JAKARTA – Pasca kesuksesan dan dukungan besar pada Pemilu 1955, Partai Komunis Indonesia (PKI) melakukan aksi-aksi sepihak pendudukan tanah di Karesidenan Kediri secara membabi buta. Pada 1964, massa PKI menduduki tanah milik negara seluas 9.000 hektar di Nongkorejo, Kencong, Botorejo, Puncu, Kebonrejo, dan Siman.
Abdul Rohim mantan sekretaris GP Ansor Kepung mengatakan bahwa siasat PKI itu berhasil karena didukung sejumlah oknum aparat. Benturan terjadi setelah tanah milik Haji Samur di Nongkorejo, Kediri turut dipatoki PKI.
Orang-orang PKI mencabuti tanaman di lahan tersebut dan menggantinya dengan tanaman yang mereka inginkan.
Dalam posisi terdesak ini, Haji Samur kemudian meminta bantuan GP Ansor NU.
"Atas inisiatif pengurus Ansor, maka di tanah Haji Samur itu ditancapi bendera NU. Kalau PKI mencabut bendera itu berarti mereka sudah menyatakan perang dengan Ansor," kata Abdul Rohim dalam buku "Banser Berjihad Menumpas PKI".
Kunci dari gerakan PKI ini adalah sayap-sayap partainya Pemuda Rakyat, BTI, SOBSI, Lekra yang aktif turun ke bawah (turba).
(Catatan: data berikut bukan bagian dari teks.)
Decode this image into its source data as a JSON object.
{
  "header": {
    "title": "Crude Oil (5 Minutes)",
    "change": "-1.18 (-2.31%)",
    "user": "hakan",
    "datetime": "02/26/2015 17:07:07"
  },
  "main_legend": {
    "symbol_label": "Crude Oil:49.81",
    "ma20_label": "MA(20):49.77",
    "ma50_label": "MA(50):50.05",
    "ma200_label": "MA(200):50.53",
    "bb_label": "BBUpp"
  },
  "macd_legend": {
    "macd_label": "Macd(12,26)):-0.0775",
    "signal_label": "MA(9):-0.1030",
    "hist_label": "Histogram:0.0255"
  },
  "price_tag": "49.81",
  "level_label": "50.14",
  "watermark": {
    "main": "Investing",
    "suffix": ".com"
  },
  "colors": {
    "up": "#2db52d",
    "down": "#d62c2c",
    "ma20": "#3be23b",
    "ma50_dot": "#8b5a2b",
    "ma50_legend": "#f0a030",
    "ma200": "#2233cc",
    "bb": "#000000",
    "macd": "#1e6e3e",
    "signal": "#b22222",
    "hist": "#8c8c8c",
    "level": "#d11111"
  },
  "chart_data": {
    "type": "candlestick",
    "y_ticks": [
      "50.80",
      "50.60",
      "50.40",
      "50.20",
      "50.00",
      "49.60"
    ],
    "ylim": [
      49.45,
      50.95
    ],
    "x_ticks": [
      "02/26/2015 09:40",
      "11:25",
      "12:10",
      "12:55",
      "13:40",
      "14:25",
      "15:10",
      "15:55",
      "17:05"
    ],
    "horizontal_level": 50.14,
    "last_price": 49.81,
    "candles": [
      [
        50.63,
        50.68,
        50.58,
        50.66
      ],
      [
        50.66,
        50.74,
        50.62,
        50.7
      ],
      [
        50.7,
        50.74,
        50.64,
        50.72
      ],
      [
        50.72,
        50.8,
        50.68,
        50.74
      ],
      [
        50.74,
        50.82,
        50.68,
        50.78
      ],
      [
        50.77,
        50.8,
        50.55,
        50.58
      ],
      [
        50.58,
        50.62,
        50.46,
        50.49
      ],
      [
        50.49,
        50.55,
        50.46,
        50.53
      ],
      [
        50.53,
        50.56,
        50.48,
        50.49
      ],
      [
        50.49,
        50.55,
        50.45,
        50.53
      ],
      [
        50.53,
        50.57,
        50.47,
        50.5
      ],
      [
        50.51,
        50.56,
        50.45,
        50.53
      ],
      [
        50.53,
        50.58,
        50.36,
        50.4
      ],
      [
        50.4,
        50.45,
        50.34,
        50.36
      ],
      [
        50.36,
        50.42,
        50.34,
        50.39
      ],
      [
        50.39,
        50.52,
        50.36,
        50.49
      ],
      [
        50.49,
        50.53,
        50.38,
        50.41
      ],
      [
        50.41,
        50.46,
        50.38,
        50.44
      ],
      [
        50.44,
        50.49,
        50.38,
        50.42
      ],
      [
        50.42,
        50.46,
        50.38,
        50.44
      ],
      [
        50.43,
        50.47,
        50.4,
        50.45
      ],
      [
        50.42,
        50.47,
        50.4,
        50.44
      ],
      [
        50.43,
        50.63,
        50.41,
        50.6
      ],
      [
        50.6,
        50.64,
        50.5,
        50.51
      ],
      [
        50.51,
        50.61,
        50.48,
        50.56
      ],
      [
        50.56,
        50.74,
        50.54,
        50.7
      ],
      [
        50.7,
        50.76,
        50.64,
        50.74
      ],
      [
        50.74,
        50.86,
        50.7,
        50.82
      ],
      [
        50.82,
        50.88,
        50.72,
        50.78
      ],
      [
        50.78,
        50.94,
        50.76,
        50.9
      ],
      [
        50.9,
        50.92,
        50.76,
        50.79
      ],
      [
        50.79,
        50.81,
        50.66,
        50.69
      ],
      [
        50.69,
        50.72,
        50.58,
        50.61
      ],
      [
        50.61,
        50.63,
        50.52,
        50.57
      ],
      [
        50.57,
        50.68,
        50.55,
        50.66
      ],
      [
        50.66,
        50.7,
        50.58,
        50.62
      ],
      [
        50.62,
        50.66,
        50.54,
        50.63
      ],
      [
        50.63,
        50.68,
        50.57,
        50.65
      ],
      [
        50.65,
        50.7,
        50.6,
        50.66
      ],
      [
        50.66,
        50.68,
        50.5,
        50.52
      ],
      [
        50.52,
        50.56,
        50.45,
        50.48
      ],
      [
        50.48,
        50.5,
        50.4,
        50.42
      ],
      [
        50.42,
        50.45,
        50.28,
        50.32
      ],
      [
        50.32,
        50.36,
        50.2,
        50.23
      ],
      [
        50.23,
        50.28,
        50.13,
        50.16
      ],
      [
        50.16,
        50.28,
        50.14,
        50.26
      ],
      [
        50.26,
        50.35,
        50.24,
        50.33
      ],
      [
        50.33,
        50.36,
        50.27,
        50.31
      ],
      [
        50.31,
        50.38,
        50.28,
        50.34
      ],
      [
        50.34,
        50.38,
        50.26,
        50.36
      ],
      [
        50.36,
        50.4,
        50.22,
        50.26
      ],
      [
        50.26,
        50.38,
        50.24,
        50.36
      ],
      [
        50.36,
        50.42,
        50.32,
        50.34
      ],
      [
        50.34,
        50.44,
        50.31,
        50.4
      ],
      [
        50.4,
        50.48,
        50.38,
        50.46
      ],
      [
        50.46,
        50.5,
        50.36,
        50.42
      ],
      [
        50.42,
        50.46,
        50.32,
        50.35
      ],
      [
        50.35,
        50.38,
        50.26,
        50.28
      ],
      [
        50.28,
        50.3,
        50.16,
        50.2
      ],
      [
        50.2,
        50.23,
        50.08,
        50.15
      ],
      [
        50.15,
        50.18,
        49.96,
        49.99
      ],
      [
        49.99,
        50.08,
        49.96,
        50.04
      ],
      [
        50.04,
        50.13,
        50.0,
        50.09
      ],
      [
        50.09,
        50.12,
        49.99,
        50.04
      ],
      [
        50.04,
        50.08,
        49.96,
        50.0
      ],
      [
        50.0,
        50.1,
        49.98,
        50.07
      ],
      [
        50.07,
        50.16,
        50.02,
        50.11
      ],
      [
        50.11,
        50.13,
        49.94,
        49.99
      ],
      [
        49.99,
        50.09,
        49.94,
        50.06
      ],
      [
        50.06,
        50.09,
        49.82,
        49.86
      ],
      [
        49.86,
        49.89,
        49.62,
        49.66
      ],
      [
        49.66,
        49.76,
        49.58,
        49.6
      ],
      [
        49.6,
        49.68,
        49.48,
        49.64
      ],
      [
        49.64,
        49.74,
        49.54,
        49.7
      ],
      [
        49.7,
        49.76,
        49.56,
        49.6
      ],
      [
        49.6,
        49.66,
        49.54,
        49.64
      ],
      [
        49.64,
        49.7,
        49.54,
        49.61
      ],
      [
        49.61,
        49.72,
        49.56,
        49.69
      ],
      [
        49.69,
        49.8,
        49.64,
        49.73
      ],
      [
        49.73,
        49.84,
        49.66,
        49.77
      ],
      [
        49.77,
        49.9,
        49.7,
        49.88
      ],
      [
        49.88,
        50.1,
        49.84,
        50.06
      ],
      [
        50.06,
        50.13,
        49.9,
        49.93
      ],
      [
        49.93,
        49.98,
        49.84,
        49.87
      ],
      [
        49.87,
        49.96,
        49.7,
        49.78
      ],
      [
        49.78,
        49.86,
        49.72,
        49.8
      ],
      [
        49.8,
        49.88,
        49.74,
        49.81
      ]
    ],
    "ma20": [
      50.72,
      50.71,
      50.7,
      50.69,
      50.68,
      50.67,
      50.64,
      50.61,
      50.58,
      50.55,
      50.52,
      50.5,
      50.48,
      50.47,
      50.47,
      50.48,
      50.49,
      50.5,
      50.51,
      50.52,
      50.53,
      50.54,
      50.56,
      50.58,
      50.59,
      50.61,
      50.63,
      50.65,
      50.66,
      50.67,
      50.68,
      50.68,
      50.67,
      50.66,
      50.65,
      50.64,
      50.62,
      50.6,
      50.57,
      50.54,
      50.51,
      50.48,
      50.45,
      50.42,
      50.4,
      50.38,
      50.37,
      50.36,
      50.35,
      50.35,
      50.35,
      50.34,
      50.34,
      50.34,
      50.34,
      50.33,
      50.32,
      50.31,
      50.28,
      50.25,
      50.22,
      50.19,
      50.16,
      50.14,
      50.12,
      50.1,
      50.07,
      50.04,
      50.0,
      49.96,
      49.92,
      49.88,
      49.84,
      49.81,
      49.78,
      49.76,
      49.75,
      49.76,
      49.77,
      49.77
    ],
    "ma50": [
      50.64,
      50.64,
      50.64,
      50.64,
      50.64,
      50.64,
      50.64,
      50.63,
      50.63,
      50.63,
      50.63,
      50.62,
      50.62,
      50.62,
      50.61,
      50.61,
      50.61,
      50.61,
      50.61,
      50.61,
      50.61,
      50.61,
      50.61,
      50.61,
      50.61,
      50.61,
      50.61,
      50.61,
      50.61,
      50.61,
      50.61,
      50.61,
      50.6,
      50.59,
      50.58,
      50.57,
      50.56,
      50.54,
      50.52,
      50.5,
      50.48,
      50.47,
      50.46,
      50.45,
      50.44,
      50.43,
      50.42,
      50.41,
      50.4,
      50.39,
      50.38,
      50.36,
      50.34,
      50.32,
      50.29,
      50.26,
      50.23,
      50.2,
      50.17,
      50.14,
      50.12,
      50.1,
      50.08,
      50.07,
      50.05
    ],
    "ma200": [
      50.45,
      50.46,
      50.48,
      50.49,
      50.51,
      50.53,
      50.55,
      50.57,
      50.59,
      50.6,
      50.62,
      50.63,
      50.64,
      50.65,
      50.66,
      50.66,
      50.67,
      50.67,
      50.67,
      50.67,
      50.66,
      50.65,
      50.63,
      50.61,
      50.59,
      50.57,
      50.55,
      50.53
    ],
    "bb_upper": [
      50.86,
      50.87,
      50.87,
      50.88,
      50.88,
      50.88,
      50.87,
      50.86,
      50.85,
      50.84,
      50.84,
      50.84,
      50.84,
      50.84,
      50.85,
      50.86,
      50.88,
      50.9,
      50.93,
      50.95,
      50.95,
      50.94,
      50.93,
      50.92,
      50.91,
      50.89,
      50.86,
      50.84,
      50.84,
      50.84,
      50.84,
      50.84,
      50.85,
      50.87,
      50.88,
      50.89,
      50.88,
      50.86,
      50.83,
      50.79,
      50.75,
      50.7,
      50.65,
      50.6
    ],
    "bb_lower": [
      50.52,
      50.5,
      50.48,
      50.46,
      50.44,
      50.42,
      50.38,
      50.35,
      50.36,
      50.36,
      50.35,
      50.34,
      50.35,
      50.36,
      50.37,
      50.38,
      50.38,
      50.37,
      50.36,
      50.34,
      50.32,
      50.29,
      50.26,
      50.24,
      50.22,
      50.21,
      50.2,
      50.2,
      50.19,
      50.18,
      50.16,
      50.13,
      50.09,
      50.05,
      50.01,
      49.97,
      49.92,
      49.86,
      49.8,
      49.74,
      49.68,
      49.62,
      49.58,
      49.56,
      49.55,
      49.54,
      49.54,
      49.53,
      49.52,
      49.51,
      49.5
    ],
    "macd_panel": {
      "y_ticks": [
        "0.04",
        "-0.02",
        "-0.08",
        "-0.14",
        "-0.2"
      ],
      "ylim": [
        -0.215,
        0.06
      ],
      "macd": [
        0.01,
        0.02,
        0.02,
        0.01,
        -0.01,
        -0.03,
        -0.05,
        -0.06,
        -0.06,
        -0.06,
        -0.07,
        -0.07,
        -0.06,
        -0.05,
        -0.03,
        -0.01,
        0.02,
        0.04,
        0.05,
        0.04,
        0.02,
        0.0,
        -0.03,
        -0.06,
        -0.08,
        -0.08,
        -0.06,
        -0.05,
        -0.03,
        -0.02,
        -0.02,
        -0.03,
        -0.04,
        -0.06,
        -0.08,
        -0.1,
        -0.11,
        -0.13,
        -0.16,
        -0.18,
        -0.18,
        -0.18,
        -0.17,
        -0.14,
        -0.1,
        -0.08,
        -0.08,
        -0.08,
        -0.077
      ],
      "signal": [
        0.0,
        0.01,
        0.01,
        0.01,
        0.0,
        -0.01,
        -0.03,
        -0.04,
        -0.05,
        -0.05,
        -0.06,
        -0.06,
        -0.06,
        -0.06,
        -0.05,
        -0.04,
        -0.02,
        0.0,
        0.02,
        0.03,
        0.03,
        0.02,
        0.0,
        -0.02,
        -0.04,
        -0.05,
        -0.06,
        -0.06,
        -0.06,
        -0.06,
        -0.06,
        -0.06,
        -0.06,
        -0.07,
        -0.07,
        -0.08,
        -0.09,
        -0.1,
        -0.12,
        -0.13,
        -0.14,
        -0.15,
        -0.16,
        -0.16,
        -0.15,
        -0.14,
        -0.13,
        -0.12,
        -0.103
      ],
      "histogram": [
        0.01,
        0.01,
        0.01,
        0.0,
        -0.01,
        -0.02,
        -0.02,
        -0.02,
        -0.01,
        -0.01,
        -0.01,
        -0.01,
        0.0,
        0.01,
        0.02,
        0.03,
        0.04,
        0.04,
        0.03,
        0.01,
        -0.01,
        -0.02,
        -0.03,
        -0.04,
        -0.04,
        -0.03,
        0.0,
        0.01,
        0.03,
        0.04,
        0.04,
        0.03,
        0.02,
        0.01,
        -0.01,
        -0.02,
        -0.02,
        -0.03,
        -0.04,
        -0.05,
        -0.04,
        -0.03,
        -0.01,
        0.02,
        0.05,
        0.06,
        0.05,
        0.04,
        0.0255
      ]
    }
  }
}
Gerakan turba tersebut ditopang dengan gencarnya agitasi dan propaganda (Agitprop) di media massa.
Aktivitas politik PKI terpusat pada gerakan proletariat kota, perkebunan, kelompok pemuda, veteran, kelompok pemberontak serta gerombolan bandit tertentu. Paska peristiwa Madiun 1948, PKI yang secara organisasi luluh lantak, tidak ambil pusing dengan politik perebutan jabatan kepala daerah maupun jabatan pemerintah lainnya.
"Selain itu, PKI mulai kembali melakukan kegiatan di kalangan petani, yang terhenti setelah pemberontakan Madiun dipadamkan tulis Herbert Feith dalam "Pemilihan Umum 1955 di Indonesia". Di desa-desa wilayah Jawa Timur, khususnya karsidenan Kediri. Melalui para kader Pemuda Rakyat dan BTI, isu reforma agraria, tanah untuk rakyat, santer dihembuskan.
Gerakan PKI ini juga terlihat di bidang seni dan kebudayaan, melalui kegiatan Lekra. Para aktivis dan seniman Lekra mensinergikan program partai (PKI) dengan berbagai kegiatan seni di lapangan.
Kegiatan kader-kader Lekra ini menimbulkan kemarahan massa NU.
Pada Juli 1965, sebuah pertunjukkan ludruk di rumah kader PKI di Dampit, Kabupaten Malang menyulut kemarahan pemuda Banser NU. Ludruk yang mengambil lakon cerita "Malaikat Kawin", memaksa sejumlah anggota Banser meloncat ke atas panggung dan mengobrak-abriknya.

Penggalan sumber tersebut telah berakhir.